A participação institucional anterior concentrava-se principalmente na exposição direta a Bitcoin. Muitas empresas focavam-se em custódia e produtos negociados em bolsa. As novas ofertas estão agora a misturar ativos tradicionais e digitais.
A estrutura híbrida pode atrair investidores conservadores. Alguns investidores preferem manter alocações em ações enquanto acedem a Bitcoin. O modelo tenta acomodar ambos os objetivos.
A Franklin Templeton gere aproximadamente 1,5 biliões de dólares em ativos. Estes registos indicam frequentemente expectativas de procura futura por parte dos investidores. Os participantes no mercado acompanham de perto os desenvolvimentos das principais gestoras de ativos.
No momento da escrita, os fluxos de ETFs de cripto apresentam um quadro de mercado contrastante. Os meses anteriores registaram várias sessões de fortes entradas. Algumas entradas diárias excederam 500 milhões de dólares.

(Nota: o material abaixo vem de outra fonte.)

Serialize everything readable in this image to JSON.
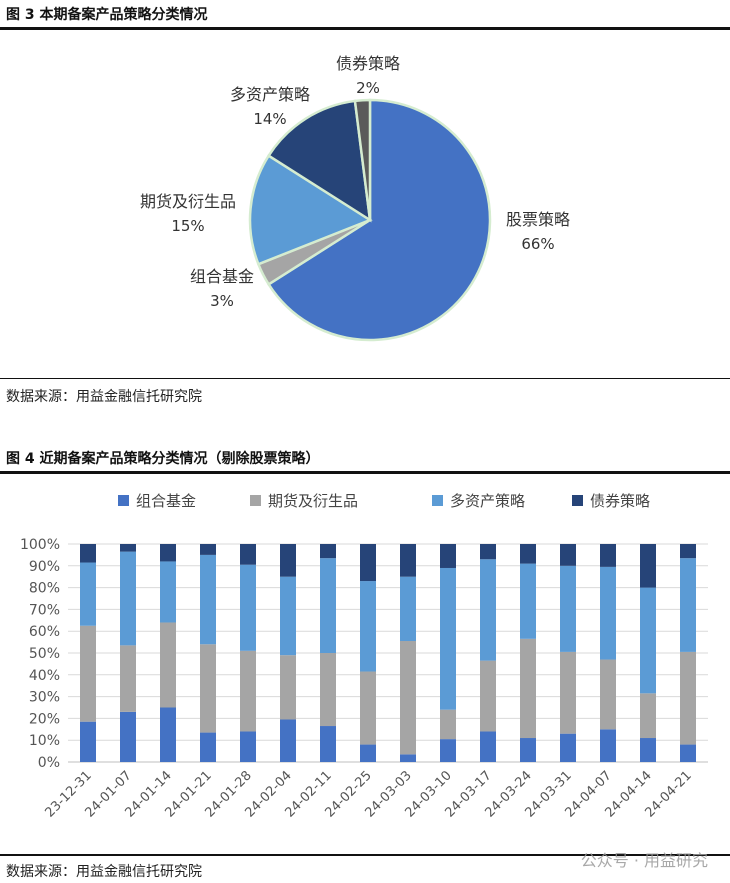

Os finais de março e abril mostraram uma procura particularmente robusta. Múltiplas sessões geraram entradas acima de 300 milhões de dólares. Os investidores institucionais pareciam estar a aumentar ativamente a exposição durante esse período.
As condições de mercado mudaram visivelmente durante maio. As saídas tornaram-se mais frequentes nos produtos de investimento em cripto. Várias sessões registaram retiradas substanciais de capital.
Uma sessão de saída notável aproximou-se dos 750 milhões de dólares. Junho continuou a mostrar mais resgates do que entradas. Embora as retiradas tenham moderado, as compras sustentadas ainda não voltaram.
A combinação de novos registos de ETF e fluxos de fundos mais fracos reflete duas tendências separadas. A inovação de produtos continua a avançar nas finanças institucionais. Entretanto, o movimento de capital de curto prazo permanece influenciado pelo sentimento mais amplo do mercado.
A proposta da Franklin Templeton demonstra como as gestoras de ativos estão a explorar novas vias de acesso a Bitcoin. A estrutura combina exposição a ações familiar com participação em ativos digitais. À medida que as ofertas regulamentadas evoluem, a Bitcoin continua a ganhar representação nos produtos de investimento mainstream.